Other questions occur in the sections dealing with Jewish approaches to remembrance in Dachau and reflections on the nature of memorials. Having defined Jewish survivors of Dachau as two groups, one of German/Austrian Jews and the other of Eastern European Jews, Marcuse generalises about Jewish experiences of concentration camps. He rightly points out that to Jews camps were primarily sites of death, which distinguishes Jewish experience from the experiences of political prisoners and religious prisoners such as priests who had a chance of release and who ‘had been able to practice cultural pursuits such as religion or writing’ (p. 263). Marcuse concludes that ‘for the overwhelming majority of Jews religious practice played no role in the camps’ (p. 263). I would contend that in the light of a substantial body of literature on Jewish religious life in camps and ghettos, this bold assertion is too general to be helpful. This may have been the case for Dachau, but to attribute it to a majority seems difficult in the light of the available evidence.
According to Marcuse the ‘elevation of senseless victims to "martyrs" who had died for their beliefs or some cause is typical of most memorials’ (p. 270). Again, while this can be seen to apply to monuments at Dachau, I would caution against a generalisation beyond the concrete example. The growing body of literature that explores the function of memorials and artists who actively pursue other approaches to memorialisation such as the counter-monuments of Jochen and Esther Geertz and Daniel Libeskind’s architecture highlight that it is necessary to be specific when describing memorials and monuments.

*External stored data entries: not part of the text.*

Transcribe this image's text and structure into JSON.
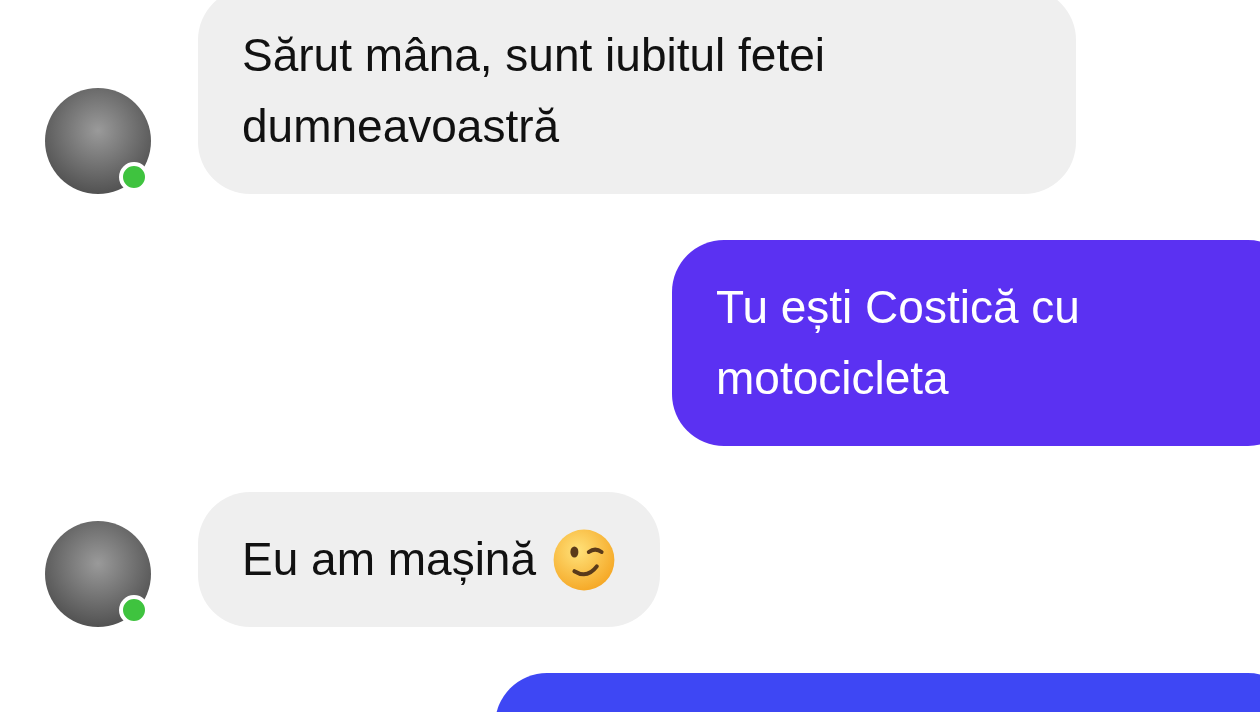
{
  "messages": [
    {
      "kind": "incoming",
      "text": "Sărut mâna, sunt iubitul fetei dumneavoastră",
      "online": true
    },
    {
      "kind": "outgoing",
      "text": "Tu ești Costică cu motocicleta",
      "color": "#5b31f2"
    },
    {
      "kind": "incoming",
      "text": "Eu am mașină",
      "emoji": {
        "kind": "wink"
      },
      "online": true
    },
    {
      "kind": "outgoing",
      "color": "#3e47f4"
    }
  ]
}
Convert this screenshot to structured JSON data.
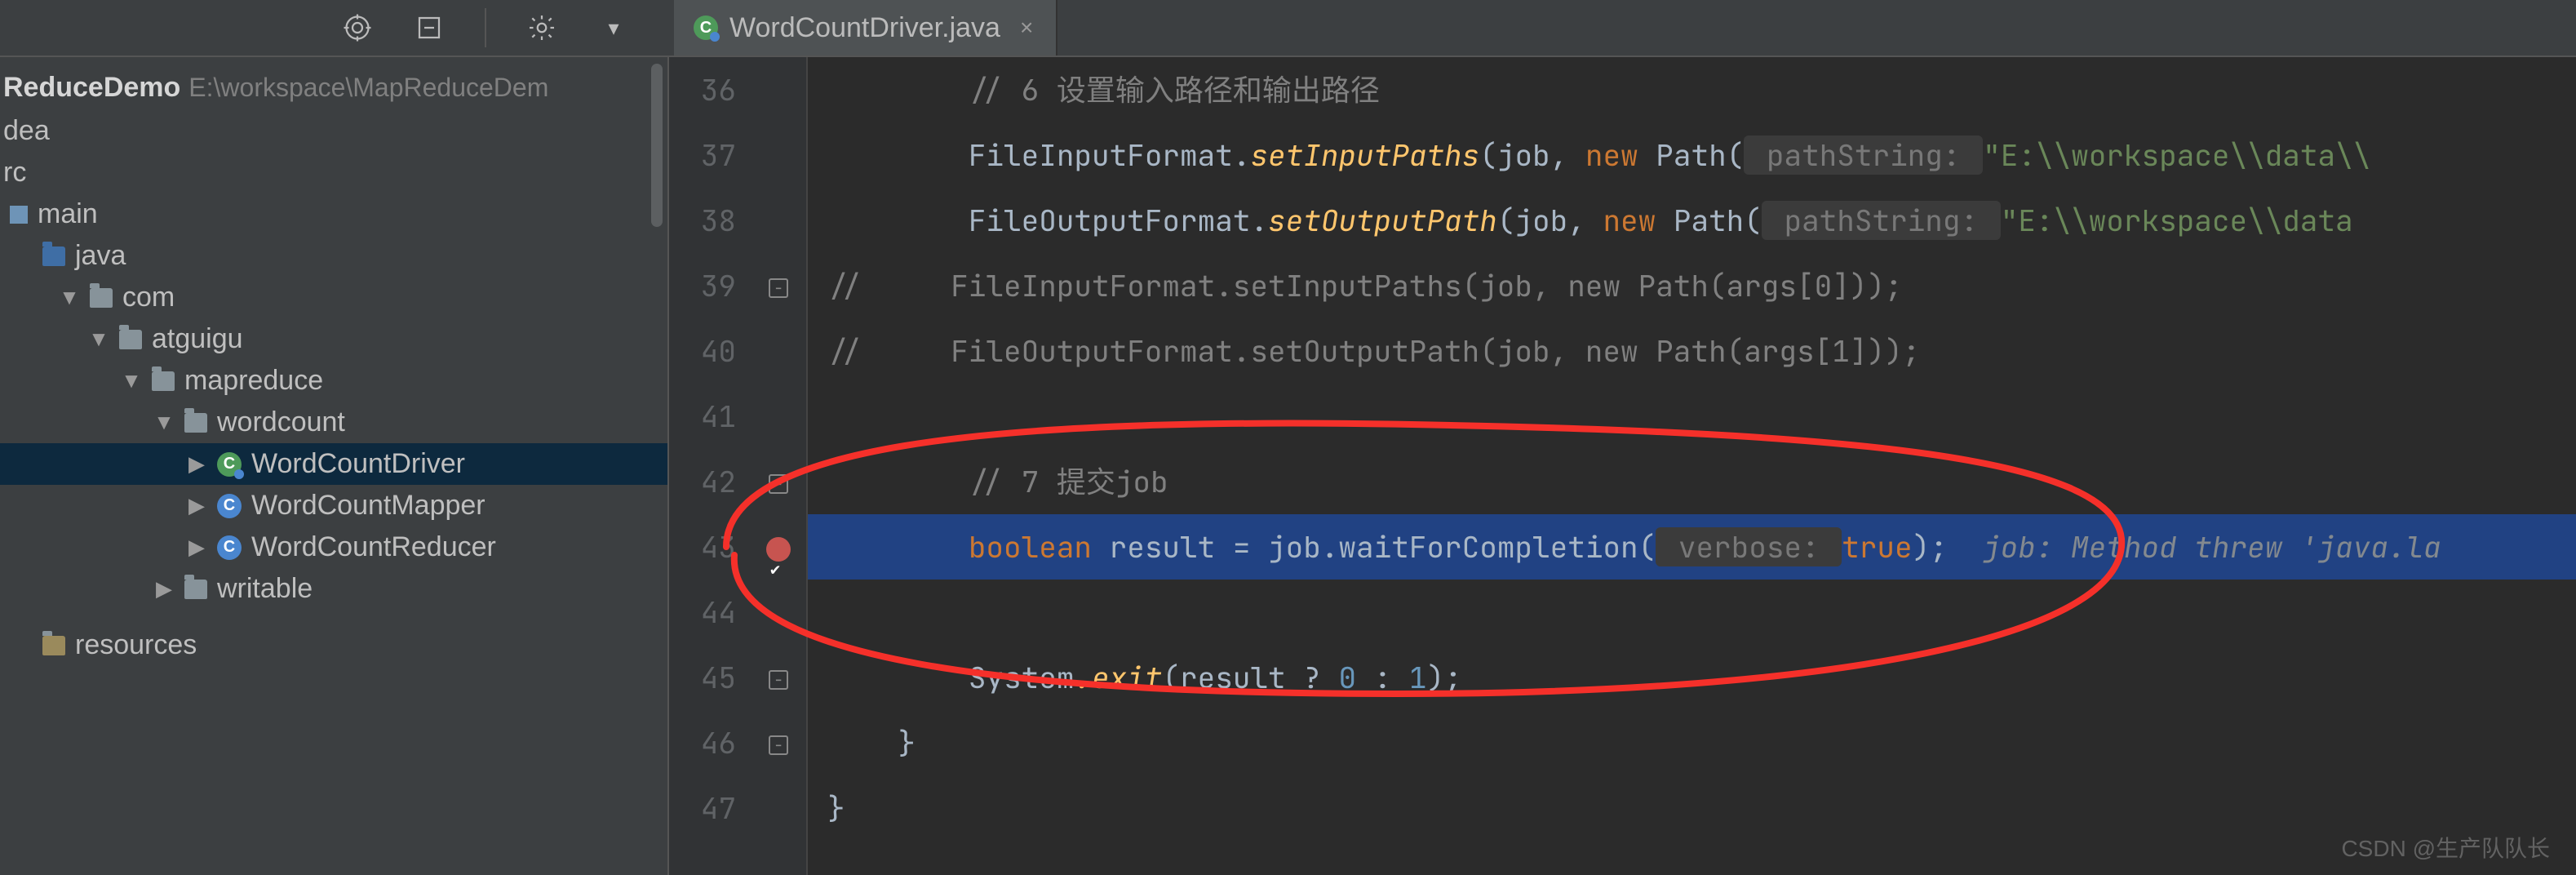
{
  "toolbar": {
    "target_icon": "target-icon",
    "refresh_icon": "refresh-icon",
    "gear_icon": "gear-icon"
  },
  "tab": {
    "file_name": "WordCountDriver.java",
    "close_glyph": "×"
  },
  "project": {
    "name": "ReduceDemo",
    "path": "E:\\workspace\\MapReduceDem",
    "nodes": {
      "dea": "dea",
      "rc": "rc",
      "main": "main",
      "java": "java",
      "com": "com",
      "atguigu": "atguigu",
      "mapreduce": "mapreduce",
      "wordcount": "wordcount",
      "driver": "WordCountDriver",
      "mapper": "WordCountMapper",
      "reducer": "WordCountReducer",
      "writable": "writable",
      "resources": "resources"
    }
  },
  "editor": {
    "lines": {
      "36": {
        "num": "36",
        "comment": "// 6 设置输入路径和输出路径"
      },
      "37": {
        "num": "37",
        "cls": "FileInputFormat",
        "dot": ".",
        "method": "setInputPaths",
        "open": "(job, ",
        "kw_new": "new",
        "path": " Path(",
        "hint": " pathString: ",
        "str": "\"E:\\\\workspace\\\\data\\\\",
        "tail": ""
      },
      "38": {
        "num": "38",
        "cls": "FileOutputFormat",
        "dot": ".",
        "method": "setOutputPath",
        "open": "(job, ",
        "kw_new": "new",
        "path": " Path(",
        "hint": " pathString: ",
        "str": "\"E:\\\\workspace\\\\data",
        "tail": ""
      },
      "39": {
        "num": "39",
        "text": "//     FileInputFormat.setInputPaths(job, new Path(args[0]));"
      },
      "40": {
        "num": "40",
        "text": "//     FileOutputFormat.setOutputPath(job, new Path(args[1]));"
      },
      "41": {
        "num": "41"
      },
      "42": {
        "num": "42",
        "comment": "// 7 提交job"
      },
      "43": {
        "num": "43",
        "kw_bool": "boolean",
        "mid": " result = job.waitForCompletion(",
        "hint": " verbose: ",
        "kw_true": "true",
        "close": ");",
        "inline": "  job: Method threw 'java.la"
      },
      "44": {
        "num": "44"
      },
      "45": {
        "num": "45",
        "sys": "System",
        "exit": ".exit",
        "open": "(result ? ",
        "n0": "0",
        "colon": " : ",
        "n1": "1",
        "close": ");"
      },
      "46": {
        "num": "46",
        "brace": "}"
      },
      "47": {
        "num": "47",
        "brace": "}"
      }
    }
  },
  "watermark": "CSDN @生产队队长"
}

Marcuse presents an impressive study of the history of Dachau concentration camp and memorial site and its relation to the town of Dachau. Interwoven with this history are national and generational debates on the memory of the Holocaust in Germany. Marcuse portrays the history of this particular site through many examples and case studies that detail and illustrate his argument. A strength of the study lies in the connection of local with national history and generational changes in the approach to the history of National Socialism and the Holocaust. Thereby issues that can be identified on a national level are concretised in the setting of a particular memorial. One can only hope that this detailed and well-researched work will be translated into German.